It is not a secret to snowshoe enthusiasts that some of the best snowshoeing trails can be those that were previously designed for downhill skiing.
The expansive trails that lead up and down mountains can provide the perfect venue for winter hikers to climb to the top of some of the long forgotten peaks, while also affording them instant gratification by allowing them to merely turn around and look down the vast trail they have climbed so they can view an expansive natural landscape that has begun its retransformation back into its natural state.
With this in mind I finally made the 20-minute drive on Route 9 west to the town of Wilmington, long known as the quant village that welcomes skiers to the Mount Snow region. However, on this day I was not interested in taking the road most traveled, but instead I set my goals on the exploration of the long closed Hogback Mountain ski area, a place that served as the locals’ place to play up until 1984 when it closed its lifts for good.
However, despite the ski area being no longer in existence, that did not stop the many local townspeople from forging a plan to reclaim the land for other uses, including the maintaining of a large number of trails that can be shoed in the winter and hiked in the summer.
The trail I choose on this windy March day was one that would afford me a better view then the one that can be gazed upon from the parking lot, which sits in its own right on a magnificent vista known as the 100-mile view.
I was not interested in the watered down version, as I heard that after just 30 minutes of climbing, I could reach the base of an old fire tower that would allow me to climb above the trees and gaze upon a much more expansive version.
The climb to the 2,418-foot peak of Mount Olga is neither steep nor technical, as the initial trails are well-groomed by snowmobile tracks.
There is absolutely no one on the trails on the morning I make my climb, all that exists are the crunch of my shoes climbing the hard packed snow and the sound of the wind whipping through the trees, a wind that provides more comfort then struggle as my blood begins to flow into my frozen toes and fingers.
As the climb gets steeper I pass by old dilapidated shacks that once served as the lift houses, as well as the bones of several rusty lifts that have sat untouched for over 30 years. One such shack, which has benches inside, serves as a perfect spot to sit for a moment out of the wind. However, the rest period is not long, as I know that as is the case with many snowshoe enthusiasts, our time on the trails is not unlimited.

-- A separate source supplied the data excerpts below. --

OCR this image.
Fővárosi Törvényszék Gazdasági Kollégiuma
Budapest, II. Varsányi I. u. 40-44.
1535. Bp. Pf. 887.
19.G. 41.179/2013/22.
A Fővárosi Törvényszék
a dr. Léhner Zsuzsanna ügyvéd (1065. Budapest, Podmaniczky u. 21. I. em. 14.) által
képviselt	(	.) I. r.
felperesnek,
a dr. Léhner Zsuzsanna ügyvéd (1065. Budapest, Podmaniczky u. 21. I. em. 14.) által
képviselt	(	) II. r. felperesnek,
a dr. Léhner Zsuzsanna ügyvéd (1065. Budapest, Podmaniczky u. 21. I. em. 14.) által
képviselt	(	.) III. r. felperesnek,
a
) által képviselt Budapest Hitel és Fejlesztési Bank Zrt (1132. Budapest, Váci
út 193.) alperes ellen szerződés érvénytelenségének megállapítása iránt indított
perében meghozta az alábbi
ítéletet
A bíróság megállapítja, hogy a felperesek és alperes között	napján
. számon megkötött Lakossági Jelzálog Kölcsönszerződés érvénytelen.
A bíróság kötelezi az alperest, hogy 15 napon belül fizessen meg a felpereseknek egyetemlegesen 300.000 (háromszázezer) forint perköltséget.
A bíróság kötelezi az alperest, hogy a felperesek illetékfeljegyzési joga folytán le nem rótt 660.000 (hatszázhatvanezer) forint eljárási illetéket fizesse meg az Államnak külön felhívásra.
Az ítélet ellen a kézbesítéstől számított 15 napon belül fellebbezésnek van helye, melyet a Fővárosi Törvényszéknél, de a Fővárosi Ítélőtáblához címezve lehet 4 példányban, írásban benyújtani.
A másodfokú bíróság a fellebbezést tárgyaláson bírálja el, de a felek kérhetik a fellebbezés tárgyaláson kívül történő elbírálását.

After a few more bends in the trail, I come upon my destination, a 75-foot watch tower that sits at the top of Olga Mountain and stretches far above the tree line, even exceeding the cell phone tower that has also been conveniently placed at the mountain’s peak.
The climb to the top in the 30 mph winds is a bit sketchy, but the land’s maintainers have made sure that the steps and railings are solid, making the climb stable and well worth the effort.
As I gaze down upon the panoramic view that is afforded me, I can see why local organizers fought so hard to keep this land publicly owned, it affords those who dare to make the venture, with one of the best views southern Vermont has to offer, one that is not only expansive miles wise, but also encompasses the most natural forest one can possibly see from a place that is but an hour round trip off the busy Route 9 highway.